Ove Kaaven wrote:
> On Fri, 21 Jul 2000, Juergen Schmied wrote:
>
> > Yes. The HKEY_USERS\.Default keys are _not_ default keys used in your way.
> > The hive is copyed once when you create a new user.
>
> Why is this feature of Windows so important to preserve? Isn't one desired
> purpose of Wine to be a *better* Windows than Windows? OK, granted, we can
> compare this behaviour to /etc/skel, but is the content comparable?
Actually, I think that it should remain like windows behavior for exactly that
reason. It is supposed to be the equivilant of an /etc/skel directory. If you
want to do system-wide configuration you do it in HKLM (or in /etc on UNIX).

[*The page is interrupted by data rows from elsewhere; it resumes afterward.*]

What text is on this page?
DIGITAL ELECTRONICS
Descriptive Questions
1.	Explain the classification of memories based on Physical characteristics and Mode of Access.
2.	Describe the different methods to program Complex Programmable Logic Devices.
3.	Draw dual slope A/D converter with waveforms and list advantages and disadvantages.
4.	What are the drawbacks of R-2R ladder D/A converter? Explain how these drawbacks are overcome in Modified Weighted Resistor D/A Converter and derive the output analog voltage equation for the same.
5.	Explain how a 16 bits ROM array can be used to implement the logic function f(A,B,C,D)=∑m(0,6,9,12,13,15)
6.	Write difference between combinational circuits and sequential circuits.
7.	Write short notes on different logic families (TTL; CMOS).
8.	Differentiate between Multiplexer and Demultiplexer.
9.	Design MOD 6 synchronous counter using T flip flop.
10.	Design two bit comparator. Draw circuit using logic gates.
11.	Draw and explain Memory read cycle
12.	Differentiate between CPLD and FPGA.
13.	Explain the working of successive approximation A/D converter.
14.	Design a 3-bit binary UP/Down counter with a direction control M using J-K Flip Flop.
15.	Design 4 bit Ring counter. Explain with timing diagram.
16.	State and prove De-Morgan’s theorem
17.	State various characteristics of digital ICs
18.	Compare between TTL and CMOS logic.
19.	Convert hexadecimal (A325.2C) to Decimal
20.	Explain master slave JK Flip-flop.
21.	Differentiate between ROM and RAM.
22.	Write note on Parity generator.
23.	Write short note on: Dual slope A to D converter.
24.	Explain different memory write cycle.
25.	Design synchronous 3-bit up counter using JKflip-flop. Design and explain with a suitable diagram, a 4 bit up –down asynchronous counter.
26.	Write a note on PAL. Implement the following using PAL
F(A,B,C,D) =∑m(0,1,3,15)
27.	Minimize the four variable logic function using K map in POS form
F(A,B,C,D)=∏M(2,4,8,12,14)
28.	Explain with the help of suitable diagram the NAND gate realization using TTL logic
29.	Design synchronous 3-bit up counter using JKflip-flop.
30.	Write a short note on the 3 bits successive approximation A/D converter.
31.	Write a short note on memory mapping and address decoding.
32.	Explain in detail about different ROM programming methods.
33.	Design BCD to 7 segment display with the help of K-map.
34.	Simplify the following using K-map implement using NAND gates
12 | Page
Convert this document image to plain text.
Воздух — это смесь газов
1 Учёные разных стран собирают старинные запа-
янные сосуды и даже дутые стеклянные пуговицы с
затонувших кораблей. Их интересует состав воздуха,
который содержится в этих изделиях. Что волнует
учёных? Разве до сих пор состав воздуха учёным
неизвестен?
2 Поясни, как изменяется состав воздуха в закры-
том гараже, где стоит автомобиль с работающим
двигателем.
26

You can write a shell script to export HKEY_USERS\.Default and then sed it to
HKEY_USERS\username and then import it. Of course that will clobber any
settings the user has changed (just as cp -a /etc/skel/* /home/username would
do).
I understand your argument that this is stupid, but that is how it is supposed
to work. Also, you shouldn't absolutely NEED a setting in HKEY_CURRENT_USER to
run a program. Although Corel Wordperfect 7 was a notable exception to this
IIRC. If you installed it in NT as one user then tried running it as another
it would refuse unless you copied some regkeys over. Of course that is broken
on Windows so I don't see the need to try to fix it. If the program worked
correctly it would do something like copy the default keys from the .Default
account if it noticed they were missing. I believe the .Default is supposed to
be world-readable, so it shouldn't be a problem.
It would be usefull, IMHO, to have a tool that would copy the whole .Default
into a specific users tree without overwriting keys which already exist.